To understand why alpha and beta particles are emitted, consider that alpha particles are helium nuclei and are relatively heavy, meaning they effectively reduce both the atomic mass and the number of protons in thorium nuclei. On the other hand, beta particles are high-energy, high-speed electrons or positrons, slightly altering the atomic number while typically leaving the mass number the same.
Key stages in Thorium Decay:

• Begins with Thorium-232
• Emits 6 alpha particles
• Emits 4 beta particles
• Ends as stable Lead-208

Neptunium Decay Series

Neptunium, specifically Neptunium-237, is not a naturally occurring isotope but one found in nuclear reactions. The neptunium decay series is an artificial series that involves the emission of 7 alpha (b1) particles and 4 beta (b2) particles, resulting in a stable bismuth isotope.
This series is less commonly discussed than other decay series and is not typically encountered in nature due to the synthetic origin of Neptunium-237. However, it has significant importance in nuclear science, partly because its decay process sheds light on low-probability decay paths.
Steps in Neptunium Decay:

• Starts as Neptunium-237
• Releases 7 alpha particles
• Releases 4 beta particles sequentially
• Culminates in stable Bismuth-209

This series illustrates more intricate interaction paths in nuclear decay.

Actinium Decay Series

The actinium decay series, starting with uranium-235, ends at a stable lead-207 isotope.
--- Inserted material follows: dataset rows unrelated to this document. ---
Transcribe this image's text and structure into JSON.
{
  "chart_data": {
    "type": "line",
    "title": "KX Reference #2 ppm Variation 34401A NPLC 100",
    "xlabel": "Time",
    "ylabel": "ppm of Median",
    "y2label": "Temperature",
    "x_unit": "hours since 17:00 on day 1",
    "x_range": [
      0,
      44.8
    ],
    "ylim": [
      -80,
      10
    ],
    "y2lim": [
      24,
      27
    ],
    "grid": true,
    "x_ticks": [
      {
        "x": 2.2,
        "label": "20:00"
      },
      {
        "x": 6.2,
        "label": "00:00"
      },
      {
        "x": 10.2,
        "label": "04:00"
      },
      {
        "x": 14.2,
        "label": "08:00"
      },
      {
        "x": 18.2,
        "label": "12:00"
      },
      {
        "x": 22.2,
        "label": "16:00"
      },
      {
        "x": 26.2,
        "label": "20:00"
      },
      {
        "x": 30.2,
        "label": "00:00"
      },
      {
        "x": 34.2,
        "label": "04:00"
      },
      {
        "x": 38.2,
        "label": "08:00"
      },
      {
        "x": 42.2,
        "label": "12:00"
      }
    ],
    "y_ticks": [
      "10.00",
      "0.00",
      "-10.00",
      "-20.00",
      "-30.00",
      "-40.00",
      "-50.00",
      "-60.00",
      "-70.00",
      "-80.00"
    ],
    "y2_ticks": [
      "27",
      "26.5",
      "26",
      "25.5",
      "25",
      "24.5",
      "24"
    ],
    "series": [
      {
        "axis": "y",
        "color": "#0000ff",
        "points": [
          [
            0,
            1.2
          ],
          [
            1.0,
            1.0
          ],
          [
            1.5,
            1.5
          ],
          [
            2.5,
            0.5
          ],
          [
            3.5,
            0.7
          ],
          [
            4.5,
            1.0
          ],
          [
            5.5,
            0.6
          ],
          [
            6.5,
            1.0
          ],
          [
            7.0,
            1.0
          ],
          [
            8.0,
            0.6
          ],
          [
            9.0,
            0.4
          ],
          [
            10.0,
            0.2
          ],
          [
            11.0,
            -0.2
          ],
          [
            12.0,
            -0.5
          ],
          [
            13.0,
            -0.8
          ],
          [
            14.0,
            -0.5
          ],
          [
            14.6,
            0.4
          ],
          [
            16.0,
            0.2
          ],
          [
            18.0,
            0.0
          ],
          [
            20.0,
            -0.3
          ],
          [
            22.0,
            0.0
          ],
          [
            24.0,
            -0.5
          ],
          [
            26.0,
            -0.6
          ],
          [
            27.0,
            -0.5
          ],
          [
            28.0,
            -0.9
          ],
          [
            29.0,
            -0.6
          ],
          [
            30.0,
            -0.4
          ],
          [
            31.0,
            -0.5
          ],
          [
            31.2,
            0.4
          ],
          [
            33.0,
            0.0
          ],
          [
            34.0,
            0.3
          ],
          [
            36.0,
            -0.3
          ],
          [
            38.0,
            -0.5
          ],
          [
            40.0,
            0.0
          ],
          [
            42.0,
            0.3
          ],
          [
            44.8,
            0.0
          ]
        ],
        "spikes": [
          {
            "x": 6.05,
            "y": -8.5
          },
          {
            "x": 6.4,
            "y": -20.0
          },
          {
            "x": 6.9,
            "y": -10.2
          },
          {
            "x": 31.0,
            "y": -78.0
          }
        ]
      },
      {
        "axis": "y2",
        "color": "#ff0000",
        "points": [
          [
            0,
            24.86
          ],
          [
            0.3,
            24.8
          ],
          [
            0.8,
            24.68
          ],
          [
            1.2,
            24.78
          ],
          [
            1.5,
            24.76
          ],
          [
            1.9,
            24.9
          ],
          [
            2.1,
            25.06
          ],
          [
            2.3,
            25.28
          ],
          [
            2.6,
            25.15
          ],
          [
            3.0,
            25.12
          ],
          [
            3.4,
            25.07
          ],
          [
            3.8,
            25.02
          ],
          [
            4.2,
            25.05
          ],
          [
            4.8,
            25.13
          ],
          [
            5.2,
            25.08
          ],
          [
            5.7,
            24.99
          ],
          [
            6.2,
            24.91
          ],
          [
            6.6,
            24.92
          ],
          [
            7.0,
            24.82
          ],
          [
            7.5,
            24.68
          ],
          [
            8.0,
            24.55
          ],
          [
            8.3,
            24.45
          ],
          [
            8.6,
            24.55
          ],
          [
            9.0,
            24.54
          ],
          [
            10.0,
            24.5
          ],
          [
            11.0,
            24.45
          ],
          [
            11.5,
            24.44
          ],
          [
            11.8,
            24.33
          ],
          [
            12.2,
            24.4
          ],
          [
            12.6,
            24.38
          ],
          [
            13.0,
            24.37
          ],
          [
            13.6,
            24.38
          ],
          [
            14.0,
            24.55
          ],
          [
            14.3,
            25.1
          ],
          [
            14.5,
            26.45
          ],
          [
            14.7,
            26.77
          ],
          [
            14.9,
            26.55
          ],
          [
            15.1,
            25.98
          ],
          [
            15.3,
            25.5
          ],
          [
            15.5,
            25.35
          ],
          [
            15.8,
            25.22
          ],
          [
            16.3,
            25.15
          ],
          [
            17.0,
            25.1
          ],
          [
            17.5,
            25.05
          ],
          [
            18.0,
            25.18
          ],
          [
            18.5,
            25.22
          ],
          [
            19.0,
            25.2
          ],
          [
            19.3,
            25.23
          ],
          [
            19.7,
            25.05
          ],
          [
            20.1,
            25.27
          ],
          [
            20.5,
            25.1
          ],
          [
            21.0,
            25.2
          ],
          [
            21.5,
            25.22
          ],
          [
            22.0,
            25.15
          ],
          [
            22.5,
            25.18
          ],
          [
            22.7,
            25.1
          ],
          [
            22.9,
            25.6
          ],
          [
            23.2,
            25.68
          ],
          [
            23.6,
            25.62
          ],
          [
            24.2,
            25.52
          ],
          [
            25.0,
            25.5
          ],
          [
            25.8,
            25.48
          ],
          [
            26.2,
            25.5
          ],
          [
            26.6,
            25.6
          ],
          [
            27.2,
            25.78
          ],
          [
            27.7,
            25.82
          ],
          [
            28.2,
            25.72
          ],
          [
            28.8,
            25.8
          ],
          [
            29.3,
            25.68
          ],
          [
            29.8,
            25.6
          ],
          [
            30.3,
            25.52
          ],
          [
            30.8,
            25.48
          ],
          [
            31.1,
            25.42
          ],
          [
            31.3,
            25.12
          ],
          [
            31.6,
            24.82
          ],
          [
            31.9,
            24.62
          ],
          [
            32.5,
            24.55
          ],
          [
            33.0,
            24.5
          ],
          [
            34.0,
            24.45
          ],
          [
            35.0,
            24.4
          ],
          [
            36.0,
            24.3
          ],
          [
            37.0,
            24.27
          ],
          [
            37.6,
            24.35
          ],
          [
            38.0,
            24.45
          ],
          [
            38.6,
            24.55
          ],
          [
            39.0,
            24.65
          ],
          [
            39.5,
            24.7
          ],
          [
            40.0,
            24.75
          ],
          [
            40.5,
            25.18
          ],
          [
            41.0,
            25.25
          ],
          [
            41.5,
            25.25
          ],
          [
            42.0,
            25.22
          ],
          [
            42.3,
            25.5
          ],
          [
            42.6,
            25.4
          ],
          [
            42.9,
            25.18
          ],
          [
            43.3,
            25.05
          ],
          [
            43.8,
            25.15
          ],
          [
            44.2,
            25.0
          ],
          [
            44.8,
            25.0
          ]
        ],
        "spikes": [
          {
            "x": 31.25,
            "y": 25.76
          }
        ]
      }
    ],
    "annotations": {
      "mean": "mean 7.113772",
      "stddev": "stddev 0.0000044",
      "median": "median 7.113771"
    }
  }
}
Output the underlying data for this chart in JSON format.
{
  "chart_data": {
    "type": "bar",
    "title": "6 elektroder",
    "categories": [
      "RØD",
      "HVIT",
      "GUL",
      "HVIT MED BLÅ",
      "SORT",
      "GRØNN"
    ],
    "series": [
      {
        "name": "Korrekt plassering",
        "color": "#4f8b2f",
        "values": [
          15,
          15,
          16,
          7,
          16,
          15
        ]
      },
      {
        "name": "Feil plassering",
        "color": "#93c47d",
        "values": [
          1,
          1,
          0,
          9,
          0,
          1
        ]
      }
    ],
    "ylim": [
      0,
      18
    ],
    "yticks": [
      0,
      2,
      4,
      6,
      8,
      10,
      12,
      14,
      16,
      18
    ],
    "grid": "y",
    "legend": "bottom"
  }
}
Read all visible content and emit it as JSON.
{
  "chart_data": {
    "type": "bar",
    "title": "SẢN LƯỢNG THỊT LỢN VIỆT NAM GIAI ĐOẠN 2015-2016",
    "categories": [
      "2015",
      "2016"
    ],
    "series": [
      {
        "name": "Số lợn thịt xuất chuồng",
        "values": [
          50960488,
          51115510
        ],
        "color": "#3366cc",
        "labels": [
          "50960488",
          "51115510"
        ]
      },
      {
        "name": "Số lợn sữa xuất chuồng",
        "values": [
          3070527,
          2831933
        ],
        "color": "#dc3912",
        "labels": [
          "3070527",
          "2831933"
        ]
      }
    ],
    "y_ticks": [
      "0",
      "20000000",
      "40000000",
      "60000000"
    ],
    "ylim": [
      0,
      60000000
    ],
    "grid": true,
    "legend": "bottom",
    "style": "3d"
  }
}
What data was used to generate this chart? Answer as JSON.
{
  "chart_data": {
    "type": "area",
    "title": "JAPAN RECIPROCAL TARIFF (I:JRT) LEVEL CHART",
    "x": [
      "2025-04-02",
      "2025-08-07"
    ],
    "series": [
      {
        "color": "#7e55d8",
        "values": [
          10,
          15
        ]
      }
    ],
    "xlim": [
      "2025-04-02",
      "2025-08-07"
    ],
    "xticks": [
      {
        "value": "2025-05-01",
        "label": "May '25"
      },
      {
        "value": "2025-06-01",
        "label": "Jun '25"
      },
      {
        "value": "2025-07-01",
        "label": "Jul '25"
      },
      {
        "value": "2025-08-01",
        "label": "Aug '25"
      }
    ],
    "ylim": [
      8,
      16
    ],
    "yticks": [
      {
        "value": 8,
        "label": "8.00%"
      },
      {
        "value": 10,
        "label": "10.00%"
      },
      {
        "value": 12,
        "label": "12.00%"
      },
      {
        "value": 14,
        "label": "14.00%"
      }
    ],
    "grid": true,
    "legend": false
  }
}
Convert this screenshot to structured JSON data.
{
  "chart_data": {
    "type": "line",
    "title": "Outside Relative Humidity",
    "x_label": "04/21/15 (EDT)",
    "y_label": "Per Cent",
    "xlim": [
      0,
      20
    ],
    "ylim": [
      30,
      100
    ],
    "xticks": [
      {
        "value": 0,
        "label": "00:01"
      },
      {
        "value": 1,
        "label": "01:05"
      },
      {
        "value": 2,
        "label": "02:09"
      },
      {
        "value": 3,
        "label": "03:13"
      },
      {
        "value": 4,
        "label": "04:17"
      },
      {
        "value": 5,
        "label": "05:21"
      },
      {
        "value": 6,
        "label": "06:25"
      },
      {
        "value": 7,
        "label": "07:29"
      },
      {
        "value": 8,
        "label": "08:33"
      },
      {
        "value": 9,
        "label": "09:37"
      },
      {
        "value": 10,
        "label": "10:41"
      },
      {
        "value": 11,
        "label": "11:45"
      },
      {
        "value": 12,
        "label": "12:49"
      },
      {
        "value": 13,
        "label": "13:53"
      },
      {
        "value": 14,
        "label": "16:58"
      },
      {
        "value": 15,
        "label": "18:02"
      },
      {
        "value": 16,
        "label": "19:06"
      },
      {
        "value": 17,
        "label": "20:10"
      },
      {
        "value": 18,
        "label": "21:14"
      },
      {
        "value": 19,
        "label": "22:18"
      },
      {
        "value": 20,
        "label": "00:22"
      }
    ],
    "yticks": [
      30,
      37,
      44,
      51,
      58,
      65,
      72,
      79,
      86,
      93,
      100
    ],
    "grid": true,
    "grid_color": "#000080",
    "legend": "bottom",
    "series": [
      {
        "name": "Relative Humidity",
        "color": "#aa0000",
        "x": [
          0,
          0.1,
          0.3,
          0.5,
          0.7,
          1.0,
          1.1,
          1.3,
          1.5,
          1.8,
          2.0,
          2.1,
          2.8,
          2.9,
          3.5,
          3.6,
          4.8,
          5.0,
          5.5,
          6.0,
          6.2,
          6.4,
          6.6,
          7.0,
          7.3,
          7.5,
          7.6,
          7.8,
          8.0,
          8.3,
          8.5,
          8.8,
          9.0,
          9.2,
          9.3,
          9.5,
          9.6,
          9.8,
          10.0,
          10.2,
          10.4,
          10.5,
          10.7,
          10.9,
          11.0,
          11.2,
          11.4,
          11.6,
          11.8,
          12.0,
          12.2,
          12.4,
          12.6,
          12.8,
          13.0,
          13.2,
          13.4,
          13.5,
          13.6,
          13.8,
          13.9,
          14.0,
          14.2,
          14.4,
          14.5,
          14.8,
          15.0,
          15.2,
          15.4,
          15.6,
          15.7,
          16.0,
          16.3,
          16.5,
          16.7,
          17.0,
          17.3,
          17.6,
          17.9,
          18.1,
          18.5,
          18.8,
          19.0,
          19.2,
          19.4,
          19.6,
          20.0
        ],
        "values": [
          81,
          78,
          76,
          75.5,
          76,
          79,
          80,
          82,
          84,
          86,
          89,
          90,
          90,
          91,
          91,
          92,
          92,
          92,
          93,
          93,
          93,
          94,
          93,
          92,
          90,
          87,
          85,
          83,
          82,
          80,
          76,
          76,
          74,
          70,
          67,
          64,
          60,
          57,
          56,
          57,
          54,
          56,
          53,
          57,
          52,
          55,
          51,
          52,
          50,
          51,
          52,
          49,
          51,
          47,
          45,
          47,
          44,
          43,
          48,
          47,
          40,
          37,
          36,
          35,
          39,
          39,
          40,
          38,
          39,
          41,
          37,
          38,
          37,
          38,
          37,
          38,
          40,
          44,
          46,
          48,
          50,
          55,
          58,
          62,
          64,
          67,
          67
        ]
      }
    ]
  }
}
Actinium-227 is a prominent isotope in this decay series. It denotes a series where the parent isotope primarily decays through the emission of 8 alpha particles and 5 beta particles.
This series is significant in the natural radioactive decay processes, serving as the bridge between multiple isotopes and prominent alpha emissions. Understanding the decay steps in the actinium series reveals insights into the transitions between elements as uranium-based isotopes lose mass and atomic numbers.
Critical points in Actinium Decay:

• Initiates from Uranium-235
• Emits 8 alpha particles
• Emits 5 beta particles variably
• Yields stable Lead-207

Uranium Decay Series

The uranium decay series involves the decay of uranium-238, one of the most abundant isotopes found in nature. The decay path results in the production of 8 alpha (b1) particles and 6 beta (b2) particles, eventually forming a stable lead-206 isotope.
Uranium-238 undergoes multiple transformations, passing through several radioactive daughter isotopes, each contributing to the release of alpha and beta particles. This series is central to our understanding of natural decay processes and highlights how long decay chains persist within geological time frames.
Important Steps in Uranium Decay:

• Begins with Uranium-238
• Passes through different isotopes, emitting 8 alpha particles
• Simultaneously, releases 6 beta particles sequentially
• Culminates in stable Lead-206

This series profoundly influences geological dating techniques, such as uranium-lead dating, due to the reliable half-lives of the isotopes involved.